Monday, February 14, 2011

Creation Concepts

Up to this point in my life, I've always just taken creation for a literal account of 7, 24 hour days. However, I've had opportunity enough to be exposed to ideas ranging from evolution and the big bang theory to the gap theory and theistic evolution. I still hold to my first beliefs for three main reasons.

First of all, my God is the God of the impossible. Second, most of the time God says what He means in His Word. Outside of some poetic, symbolic, or prophetic passages, He means what He says literally. Third, does it REALLY matter. Whether God made the world in 7 literal days or 7,000 years, each depicted as a day; He still made it, He's still all-powerful, and He still did an incredible job!

VERBS:
In Genesis 1 and 2, there are several verbs that tell us HOW God created. "In the beginning, God . . ."
1)made (Gen 1:7, 16, 25, 26)
2)said (Gen 1:3)
3)divided (Gen 1:4)
4)called/named (1:5)
5)created (1:21)
6)formed (2:7,19)
7)planted (2:8, Eden)

These verbs imply a miraculous creator, an involved craftsman, and a busy gardener. Again, I am still not to the point of changing my mind about LONG days of creation (Day-Age Creationism), but usually gardening, crafting, and creating are not rushed processes. I do NOT; however believe their was any evolving going on, primarily for this reason. God's command to all living things was that they bring forth after their kind (Gen 1:24). It's a pretty long stretch (theistic evolution) to say that God created early life and it metamorphosed into all other forms of life, if God commanded that early life to bring forth after its own kind. Amebas having amebas having amebas having lions, and tigers, and bears? That idea just doesn't work at all!

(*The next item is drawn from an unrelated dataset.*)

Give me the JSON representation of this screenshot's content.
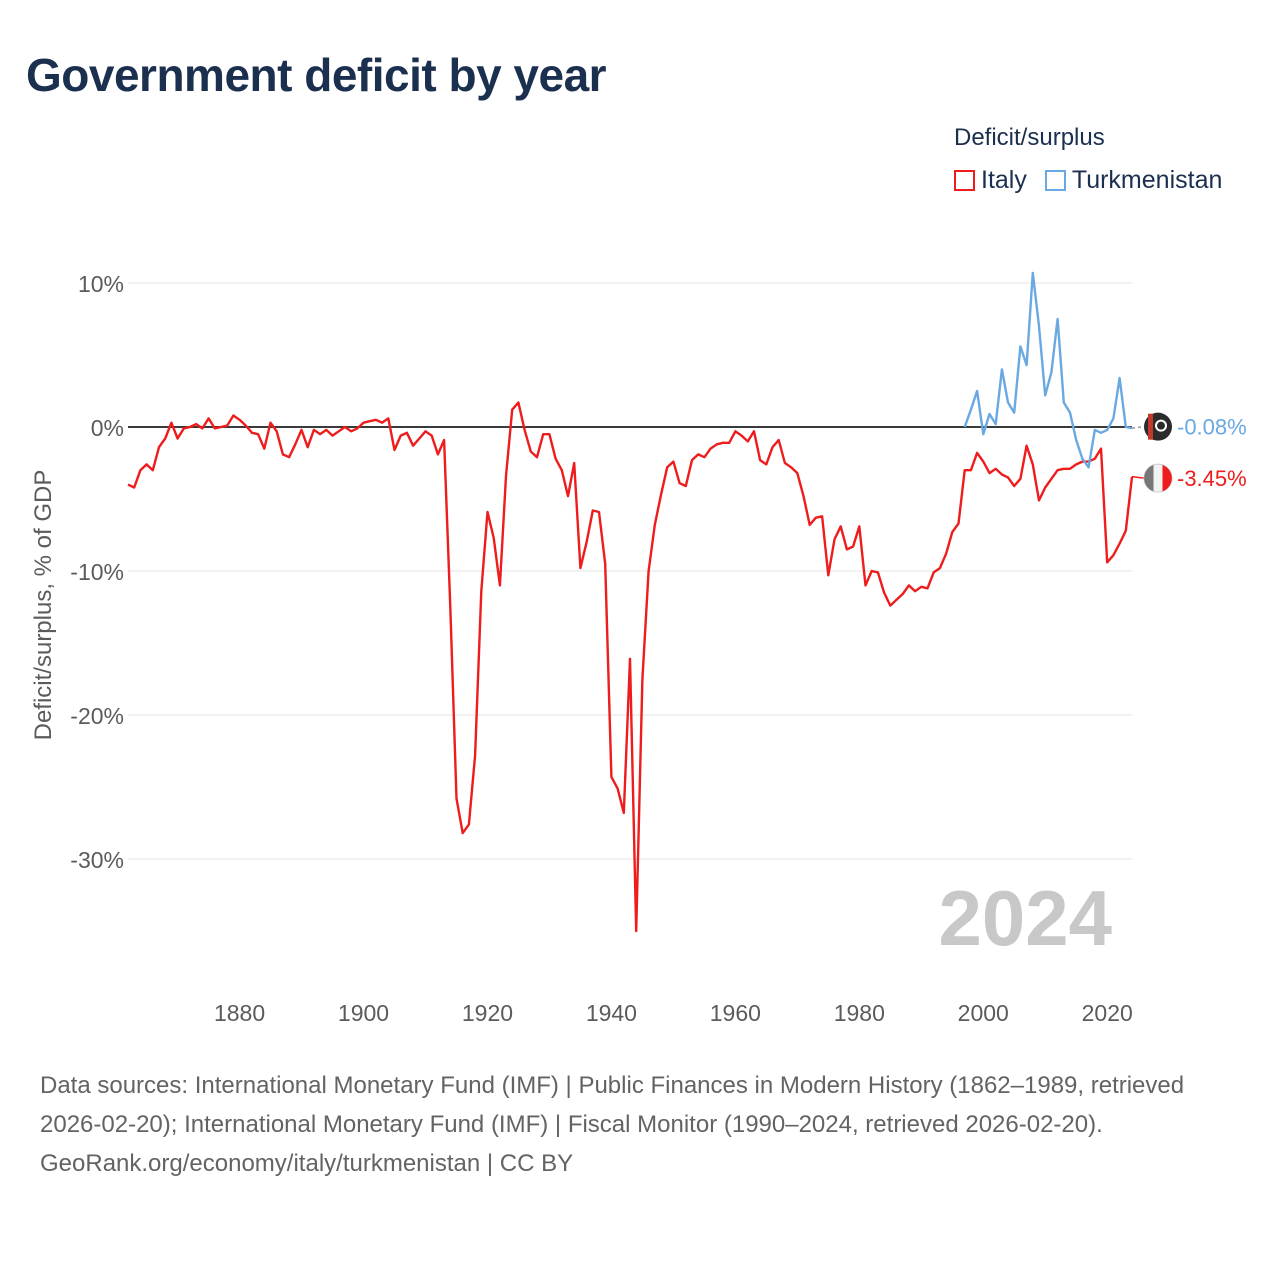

I want to comment on a couple of words I noticed that might "support" Day-Age Creationism (the idea that each day of creation may have been thousand or millions of years). Both words occur in Genesis 2:4 which says, "These are the GENERATIONS of the heavens and the earth when they were created, in the DAY that the Lord God made the earth and the heavens. Though I don't think Christians need to find a way for evolutionary process to take place (which was the major thrust behind the idea), I think given the wording here, it's not impossible. Again, my God is the God of the impossible; my God is usually literal; and does it really matter? In later scriptures, when God speaks of generations of men, he means generations as laid out over many natural years. Also, II Peter 3:8 says, "But, beloved, be not ignorant of this one thing, that one day is with the Lord as a thousand years, and a thousand years as one day." I don't think we can entirely rule out that God took His time to create, not because stuff needed time to evolve, but because God was enjoying His work!